The Governor also cannot count on high-speed rail; the system’s projected completion date of 2029 is likely to be wildly optimistic. Ridership projections on such projects are almost always substantially inflated, and even if the system somehow hit its projected ridership numbers, it would have only a modest impact on fuel burn. Additionally, there appears to be little appetite among Californians for “walkable communities,” “smart growth,” and other similar “soft” methods of achieving gasoline usage reductions, and even if fully achieved, they would only make a minimal dent in fuel consumption.
Perhaps the Governor is counting on the revived Low Carbon Fuel Standard (LCFS) for much of the reduction. This policy, which forces Californians to reduce the carbon content of their automotive fuel, will boost alternatives including electricity, natural gas, hydrogen, and biofuels. But none of these fuels are necessarily environmentally benign, and all of them, depending on the application, can have substantial cost penalties as compared to petroleum. While the AB 32 cap-and-trade induced motor fuel price increase, even if it was modest, was masked by oil prices in a global free-fall, Governor Brown would unlikely to be so lucky with LCFS-induced price increases.
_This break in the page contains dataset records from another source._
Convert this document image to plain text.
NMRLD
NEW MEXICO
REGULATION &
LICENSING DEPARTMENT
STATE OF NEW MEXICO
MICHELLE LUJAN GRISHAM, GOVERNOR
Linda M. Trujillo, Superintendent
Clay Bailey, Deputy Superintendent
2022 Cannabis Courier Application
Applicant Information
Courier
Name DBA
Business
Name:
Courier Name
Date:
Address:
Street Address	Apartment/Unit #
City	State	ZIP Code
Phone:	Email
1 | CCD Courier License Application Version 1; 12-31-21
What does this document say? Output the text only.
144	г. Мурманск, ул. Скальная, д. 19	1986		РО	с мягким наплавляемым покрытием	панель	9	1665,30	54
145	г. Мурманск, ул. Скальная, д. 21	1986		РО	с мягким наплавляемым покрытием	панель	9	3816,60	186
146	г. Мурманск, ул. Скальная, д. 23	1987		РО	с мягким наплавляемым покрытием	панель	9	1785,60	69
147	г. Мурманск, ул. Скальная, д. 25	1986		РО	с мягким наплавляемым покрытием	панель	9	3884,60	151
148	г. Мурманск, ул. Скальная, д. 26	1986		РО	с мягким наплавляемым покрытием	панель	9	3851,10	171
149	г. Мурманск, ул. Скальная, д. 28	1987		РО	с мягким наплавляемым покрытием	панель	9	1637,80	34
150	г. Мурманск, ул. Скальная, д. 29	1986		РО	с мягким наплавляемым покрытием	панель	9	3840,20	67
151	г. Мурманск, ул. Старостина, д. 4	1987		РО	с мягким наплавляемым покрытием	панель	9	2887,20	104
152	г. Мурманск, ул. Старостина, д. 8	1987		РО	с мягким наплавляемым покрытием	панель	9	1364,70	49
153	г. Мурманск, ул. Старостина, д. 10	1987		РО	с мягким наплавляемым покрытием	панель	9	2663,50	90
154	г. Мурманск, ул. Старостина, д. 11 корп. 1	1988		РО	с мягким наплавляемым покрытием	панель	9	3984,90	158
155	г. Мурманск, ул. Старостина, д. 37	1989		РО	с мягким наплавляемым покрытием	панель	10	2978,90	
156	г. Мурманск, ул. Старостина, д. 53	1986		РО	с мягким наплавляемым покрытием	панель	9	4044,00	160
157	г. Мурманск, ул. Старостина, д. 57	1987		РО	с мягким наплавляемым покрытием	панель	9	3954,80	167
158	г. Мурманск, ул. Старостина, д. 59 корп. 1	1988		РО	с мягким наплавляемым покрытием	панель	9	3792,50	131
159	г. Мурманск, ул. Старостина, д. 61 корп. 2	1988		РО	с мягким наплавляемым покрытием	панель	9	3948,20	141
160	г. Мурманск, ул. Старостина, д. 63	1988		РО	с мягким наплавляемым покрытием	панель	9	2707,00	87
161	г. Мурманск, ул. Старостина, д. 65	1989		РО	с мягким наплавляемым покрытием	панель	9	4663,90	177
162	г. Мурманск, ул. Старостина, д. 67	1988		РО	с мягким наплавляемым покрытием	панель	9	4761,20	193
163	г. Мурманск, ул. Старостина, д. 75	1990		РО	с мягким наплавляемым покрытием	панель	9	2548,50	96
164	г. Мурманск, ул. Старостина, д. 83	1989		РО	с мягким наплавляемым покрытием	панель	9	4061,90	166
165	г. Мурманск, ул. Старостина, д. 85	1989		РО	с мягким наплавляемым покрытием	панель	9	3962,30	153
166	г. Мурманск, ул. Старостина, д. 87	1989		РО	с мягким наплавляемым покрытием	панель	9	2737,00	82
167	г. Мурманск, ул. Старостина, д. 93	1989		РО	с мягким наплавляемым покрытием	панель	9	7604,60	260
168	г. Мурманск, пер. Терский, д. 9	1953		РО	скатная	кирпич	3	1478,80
A final reason for skepticism comes from the pledge’s fine print. Governor Brown did not announce a 50 percent reduction, but rather he announced an “up to” 50 percent reduction, giving Democrats substantial wiggle room to still declare victory even if 50 percent is not achieved. Unfortunately, the proposed 50 percent reduction on California’s gasoline use has all of the indicators of a politician looking to burnish his legacy, suggesting taxpayers should be skeptical.
LOW CARBON FUEL STANDARD
Governor Arnold Schwarzenegger first established California’s Low Carbon Fuel Standard (LCFS) program in 2007. By 2020, the LCFS program calls for at least a 10 percent reduction in California’s transportation fuel carbon intensity over its lifecycle (to a maximum of 86 gCO2e/MJ). To meet this reduction, the LCFS orders the Air Resources Board (ARB) to cap allowable fuel emissions and manage a trade system, whereby petroleum importers, refiners, and wholesalers may buy credits from low carbon fuel companies to off-set their carbon intensity.